And Philostratus, in his life of Apollonius of Tyana,
says, or makes his hero say, that while all wish to
live in the presence of God, “the Indians alone
succeed in doing so.” And certainly there
are parts of Plotinus, and still more of his successors,
which strongly suggest Asiatic influences.[152] When
we turn from Alexandria to Syria, we find Orientalism
more rampant. Speculation among the Syrian monks
of the third, fourth, and fifth centuries was perhaps
more unfettered and more audacious than in any other
branch of Christendom at any period. Our knowledge
of their theories is very limited, but one strange
specimen has survived in the book of Hierotheus,[153]
which the canonised Dionysius praises in glowing terms
as an inspired oracle—indeed, he professes
that his own object in writing was merely to popularise
the teaching of his master. The book purports
to be the work of Hierotheus, a holy man converted
by St. Paul, and an instructor of the real Dionysius
the Areopagite. A strong case has been made out
for believing the real author to be a Syrian mystic,
named Stephen bar Sudaili, who lived late in the fifth
century. If this theory is correct, the date
of Dionysius will have to be moved somewhat later
than it has been the custom to fix it. The book
of the holy Hierotheus on “the hidden mysteries
of the Divinity” has been but recently discovered,
and only a summary of it has as yet been made public.
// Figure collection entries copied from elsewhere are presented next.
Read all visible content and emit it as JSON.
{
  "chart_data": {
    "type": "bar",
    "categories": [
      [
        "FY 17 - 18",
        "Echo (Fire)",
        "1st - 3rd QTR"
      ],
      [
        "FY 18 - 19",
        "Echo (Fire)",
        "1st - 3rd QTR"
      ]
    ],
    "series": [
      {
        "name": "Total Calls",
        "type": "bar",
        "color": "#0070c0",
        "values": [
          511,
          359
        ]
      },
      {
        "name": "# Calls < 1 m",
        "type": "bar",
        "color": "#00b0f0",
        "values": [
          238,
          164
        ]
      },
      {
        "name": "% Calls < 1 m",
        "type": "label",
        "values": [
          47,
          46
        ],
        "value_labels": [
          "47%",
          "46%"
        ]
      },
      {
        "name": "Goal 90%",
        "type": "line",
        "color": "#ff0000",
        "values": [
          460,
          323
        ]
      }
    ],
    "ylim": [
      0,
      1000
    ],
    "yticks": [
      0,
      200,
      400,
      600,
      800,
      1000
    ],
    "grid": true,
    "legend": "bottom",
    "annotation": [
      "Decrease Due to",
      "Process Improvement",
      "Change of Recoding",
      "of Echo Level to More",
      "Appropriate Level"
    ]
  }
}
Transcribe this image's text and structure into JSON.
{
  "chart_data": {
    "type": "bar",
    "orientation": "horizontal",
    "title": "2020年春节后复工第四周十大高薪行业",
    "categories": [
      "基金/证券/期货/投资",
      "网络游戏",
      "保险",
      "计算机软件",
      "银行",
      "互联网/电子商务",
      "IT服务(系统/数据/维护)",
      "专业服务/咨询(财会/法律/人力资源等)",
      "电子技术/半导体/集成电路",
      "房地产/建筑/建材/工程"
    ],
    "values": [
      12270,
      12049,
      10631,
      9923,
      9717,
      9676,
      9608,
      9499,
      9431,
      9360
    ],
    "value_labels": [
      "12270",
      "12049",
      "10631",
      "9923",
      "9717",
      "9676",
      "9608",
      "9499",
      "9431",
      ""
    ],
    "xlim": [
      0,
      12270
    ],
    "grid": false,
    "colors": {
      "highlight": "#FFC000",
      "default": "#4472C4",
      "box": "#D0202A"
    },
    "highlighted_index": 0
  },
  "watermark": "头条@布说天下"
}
But it is of great interest and importance for our
subject, because the author has no fear of being accused
of Pantheism or any other heresy, but develops his
particular form of Mysticism to its logical conclusions
with unexampled boldness. He will show us better
even than his pupil Dionysius whither the method of
“analysis” really leads us.
The system of Hierotheus is not exactly Pantheism,
but Pan-Nihilism. Everything is an emanation
from the Chaos of bare indetermination which he calls
God, and everything will return thither. There
are three periods of existence—(1) the
present world, which is evil, and is characterised
by motion; (2) the progressive union with Christ, who
is all and in all—this is the period of
rest; (3) the period of fusion of all things in the
Absolute. The three Persons of the Trinity, he
dares to say, will then be swallowed up, and even the
devils are thrown into the same melting-pot. Consistently
with mystical principles, these three world-periods
are also phases in the development of individual souls.
In the first stage the mind aspires towards its first
principles; in the second it becomes Christ, the universal
Mind; in the third its personality is wholly merged.
The greater part of the book is taken up with the
adventures of the Mind in climbing the ladder of perfection;
it is a kind of theosophical romance, much more elaborate
and fantastic than the “revelations” of
mediaeval mystics. The author professes to have
himself enjoyed the ecstatic union more than once,
and his method of preparing for it is that of the
Quietists: “To me it seems right to speak
without words, and understand without knowledge, that
which is above words and knowledge; this I apprehend
to be nothing but the mysterious silence and mystical
quiet which destroys consciousness and dissolves forms.
Seek, therefore, silently and mystically, that perfect
and primitive union with the Arch-Good.”